O Uber sobe a rua Augusta. Puteiros, saunas, clubes, bares, mesinhas na calçada. Executivos afrouxando a gravata, universitários, gays, intelectuais, pessoas trans. Pessoas de todo tipo, a fauna da cidade grande. Logo mais, pitboys passarão, em seus carros, frustrados, desavisados e burros, cuspindo ofensas. Mas ainda são nove horas da noite, nem todos estão tão bêbados; a ferveção está só no início, os babados só começarão mais tarde. 

Mas Vanessa não podia mudar, ela só podia ser quem ela era. Como não ser quem se é? Eu não posso ser quem eu não sou, ela dizia, nem sei como se faz isso. Mas o mundo não aceitava essa reposta, nem o seu pai, que a expulsou de casa. Ela foi morar com uma tia, em um bairro distante, e morria de saudade da mãe. Foi, voltou, nada mudou. Até que ele morreu, e ela voltou a morar com a mãe, e foi então que começou a transicionar, por volta dos 18 anos. Foram anos de tratamentos hormonais, injeções de silicone, sessões de depilação e cirurgias, até que ela se olhou no espelho e finalmente pôde dizer: essa sou eu, o espelho não mente mais. Mas ela continuou sendo rechaçada, olhada de cima para baixo. Aprendeu, amargamente, que era uma cidadã de segunda classe, uma pessoa indesejável. Teve alguns subempregos, que pagavam mal. Depois que sua mãe morreu, ela se viu sozinha no mundo, sem conseguir se manter. Ela não pôde mais pagar o aluguel da casa, pois o que ganhava como assistente num salão de beleza mal dava para o supermercado.
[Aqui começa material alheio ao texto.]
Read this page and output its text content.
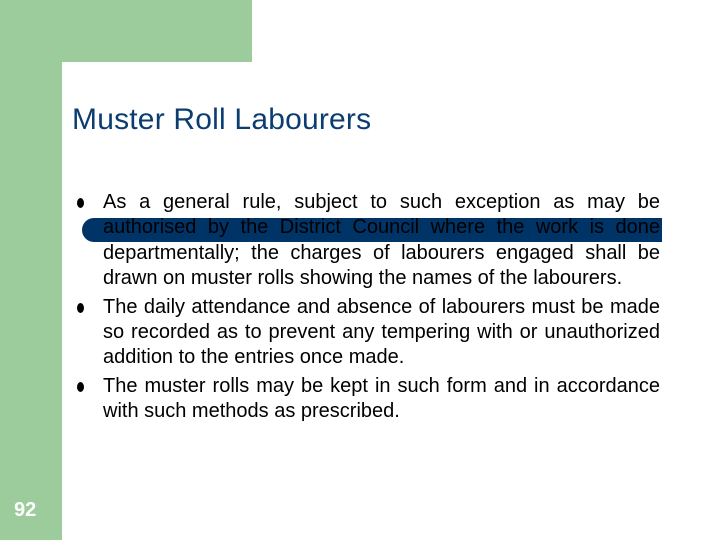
Muster Roll Labourers
As a general rule, subject to such exception as may be authorised by the District Council where the work is done departmentally; the charges of labourers engaged shall be drawn on muster rolls showing the names of the labourers.
The daily attendance and absence of labourers must be made so recorded as to prevent any tempering with or unauthorized addition to the entries once made.
The muster rolls may be kept in such form and in accordance with such methods as prescribed.
92
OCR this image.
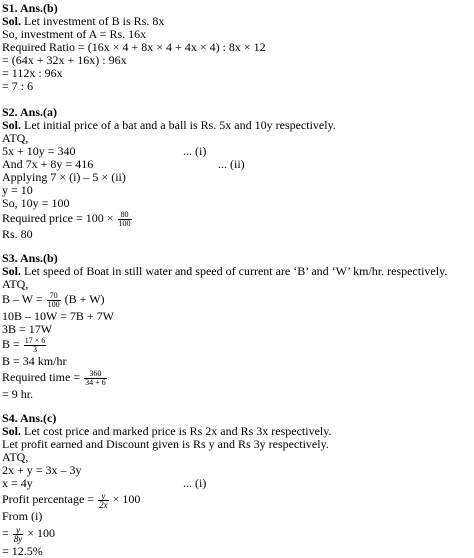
S1. Ans.(b)
Sol. Let investment of B is Rs. 8x
So, investment of A = Rs. 16x
Required Ratio = (16x × 4 + 8x × 4 + 4x × 4) : 8x × 12
= (64x + 32x + 16x) : 96x
= 112x : 96x
= 7 : 6
S2. Ans.(a)
Sol. Let initial price of a bat and a ball is Rs. 5x and 10y respectively.
ATQ,
5x + 10y = 340	... (i)
And 7x + 8y = 416	... (ii)
Applying 7 × (i) – 5 × (ii)
y = 10
So, 10y = 100
Required price = $100 \times \frac{80}{100}$
Rs. 80
S3. Ans.(b)
Sol. Let speed of Boat in still water and speed of current are ‘B’ and ‘W’ km/hr. respectively.
ATQ,
$B - W = \frac{70}{100} (B + W)$
10B – 10W = 7B + 7W
3B = 17W
$B = \frac{17 \times 6}{3}$
B = 34 km/hr
Required time = $\frac{360}{34 + 6}$
= 9 hr.
S4. Ans.(c)
Sol. Let cost price and marked price is Rs 2x and Rs 3x respectively.
Let profit earned and Discount given is Rs y and Rs 3y respectively.
ATQ,
2x + y = 3x – 3y
x = 4y	... (i)
Profit percentage = $\frac{y}{2x} \times 100$
From (i)
= $\frac{y}{8y} \times 100$
= 12.5%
Foi então que foi morar com uma amiga trans no centro da cidade e, incentivada por ela, passou a se dedicar a uma atividade bem mais rentável, apesar de perigosa. Ela sempre quis se sentir livre, ganhar o mundo, sair daquele bairro provinciano – mas o que ela encontrou foi bem diferente do que esperava. Ela encontrou um mundo hostil, mas sobreviveu, porque é isso que as pessoas fazem quando não resta uma alternativa melhor.

O Uber já deixou a região da Paulista e agora atravessa o Jardim Europa, enquanto Vanessa vê a cidade passar e se modificar, as luzes multicoloridas, o burburinho e os arranha-céus dando lugar a ruas desertas e elegantes, com suas mansões, seus clubes exclusivos, seus parques, seu dinheiro. A cidade é uma selva, e a noite é cheia de inquietações. Pode-se cortar a tensão no ar com uma navalha, mesmo quando há o silêncio, mesmo aqui. Ela sabe que por trás desses muros altos não há apenas famílias felizes e perfeitas, porque já enrabou muitos pais de família de classe alta, executivos cheios de grana, em meio a garrafas de uísque e carreiras de pó. Vanessa é capaz de farejar um hipócrita a quilômetros de distância, eles sempre cruzaram a sua vida, fazem parte dela. Ela é a depravada apedrejada em público e a deusa adorada dentro de quatro paredes, quando os homens se ajoelham diante dela e veneram o seu pau de 22 centímetros. E ela já viveu a noite, já quis sorver cada gota de cada prazer, beber todas as bebidas, experimentar todas as drogas, sentir tudo que um corpo pode sentir. Agora ela está um pouco cansada disso tudo – talvez porque esteja apaixonada. É isso que a paixão faz com você, ela conclui: todo o resto perde a graça. Pois tudo que ela queria fazer hoje não era ir mais uma vez para as ruas, para vender o corpo (vender o corpo não, vender fantasias), mas ficar em casa com Ricky, ver um filme, comer uma pizza, tomar uma cerveja, transar, dormir agarradinha a ele. Mas Ricky não está mais em sua vida, e ela mais uma vez encara a vida sozinha. Ele quer voltar, mas ela resiste. Ela ainda gosta dele, ainda o deseja, mas sabe que ele não mudará. Ninguém muda, afinal. As pessoas são o que são.